Clark rotated his glass and watched condensation roll lazily down the exterior.

“Let me guess,” he started, his voice full of derision.  “Problems with the sugar daddy.”

Clark glanced up sharply.  “He’s not my-“

“Yeah, yeah.  Here’s the thing, kid.  I’m not a therapist.  Hell, I’m not even a bartender.  I’m not gunna listen to your woes, blow smoke up your skirt, and tell you everything is gunna work itself out.  Go home.”  He paused for a second before adding, “Or don’t.  It’s no skin off my back.”

Clark finally pushed the glass away and crossed his arms atop the bar.  He couldn’t hide an expression if his life depended upon it and right that moment, he looked miserable.

“Me? I’d stick around if only for the cash.  But we all get our kicks differently.  If you’re not happy, maybe you should dump his rich ass.”

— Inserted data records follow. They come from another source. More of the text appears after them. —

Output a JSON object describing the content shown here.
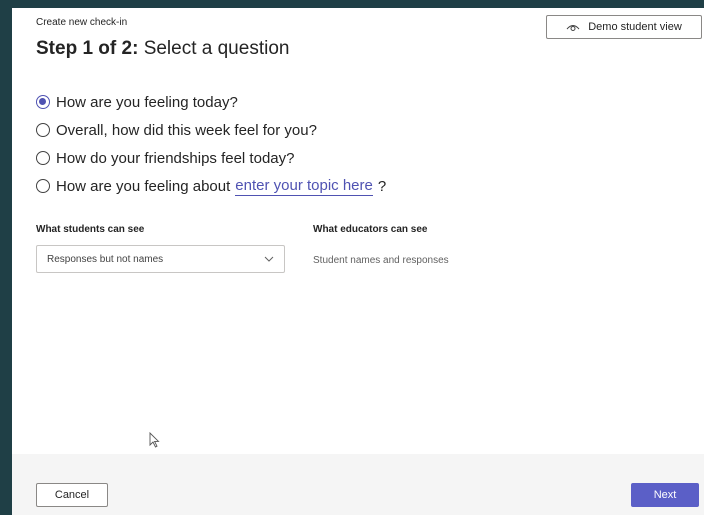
{
  "header": {
    "eyebrow": "Create new check-in",
    "step_prefix": "Step 1 of 2:",
    "step_title": "Select a question",
    "demo_button_label": "Demo student view",
    "demo_icon": "eye-icon"
  },
  "questions": [
    {
      "label": "How are you feeling today?",
      "selected": true
    },
    {
      "label": "Overall, how did this week feel for you?",
      "selected": false
    },
    {
      "label": "How do your friendships feel today?",
      "selected": false
    },
    {
      "label_prefix": "How are you feeling about",
      "topic_placeholder": "enter your topic here",
      "label_suffix": "?",
      "selected": false
    }
  ],
  "visibility": {
    "students_label": "What students can see",
    "students_value": "Responses but not names",
    "students_dropdown_icon": "chevron-down-icon",
    "educators_label": "What educators can see",
    "educators_value": "Student names and responses"
  },
  "footer": {
    "cancel_label": "Cancel",
    "next_label": "Next"
  },
  "colors": {
    "accent": "#5b5fc7",
    "link": "#4f52b2",
    "backdrop": "#1f3f46",
    "footer_bg": "#f5f5f5"
  }
}
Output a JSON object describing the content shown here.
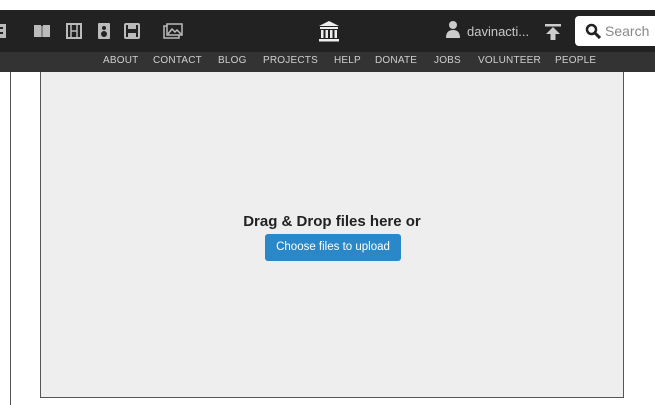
{
  "topbar": {
    "media_icons": [
      "texts-icon",
      "video-icon",
      "audio-icon",
      "software-icon",
      "images-icon"
    ],
    "logo_icon": "archive-building-icon",
    "user": {
      "icon": "user-icon",
      "label": "davinacti..."
    },
    "upload_icon": "upload-icon",
    "search": {
      "icon": "search-icon",
      "placeholder": "Search"
    }
  },
  "nav": {
    "items": [
      "ABOUT",
      "CONTACT",
      "BLOG",
      "PROJECTS",
      "HELP",
      "DONATE",
      "JOBS",
      "VOLUNTEER",
      "PEOPLE"
    ]
  },
  "dropzone": {
    "text": "Drag & Drop files here or",
    "button_label": "Choose files to upload"
  },
  "colors": {
    "topbar_bg": "#222222",
    "navbar_bg": "#333333",
    "dropzone_bg": "#eeeeee",
    "button_bg": "#2a88c9"
  }
}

“No.”  The answer was quiet but unequivocal. 

“See.  Ya don’t need me after all.  Problem solved.”

“We haven’t talked in-“

“I don’t wanna know.”

“There’s so much-“

“Not listening.”

“- I want to say.”

“Then why are you still sitting here like a shmuck?”

Clark seemed to sink further down on his stool, dropping his chin to rest on his crossed arms.  “I don’t know where to start,” he admitted.

“Geez Louise,” Matches grumped, shaking his head in disgust.  “Anybody ever tell you you’re a disaster?”

A sad smile crept to his lips.  “All the time.”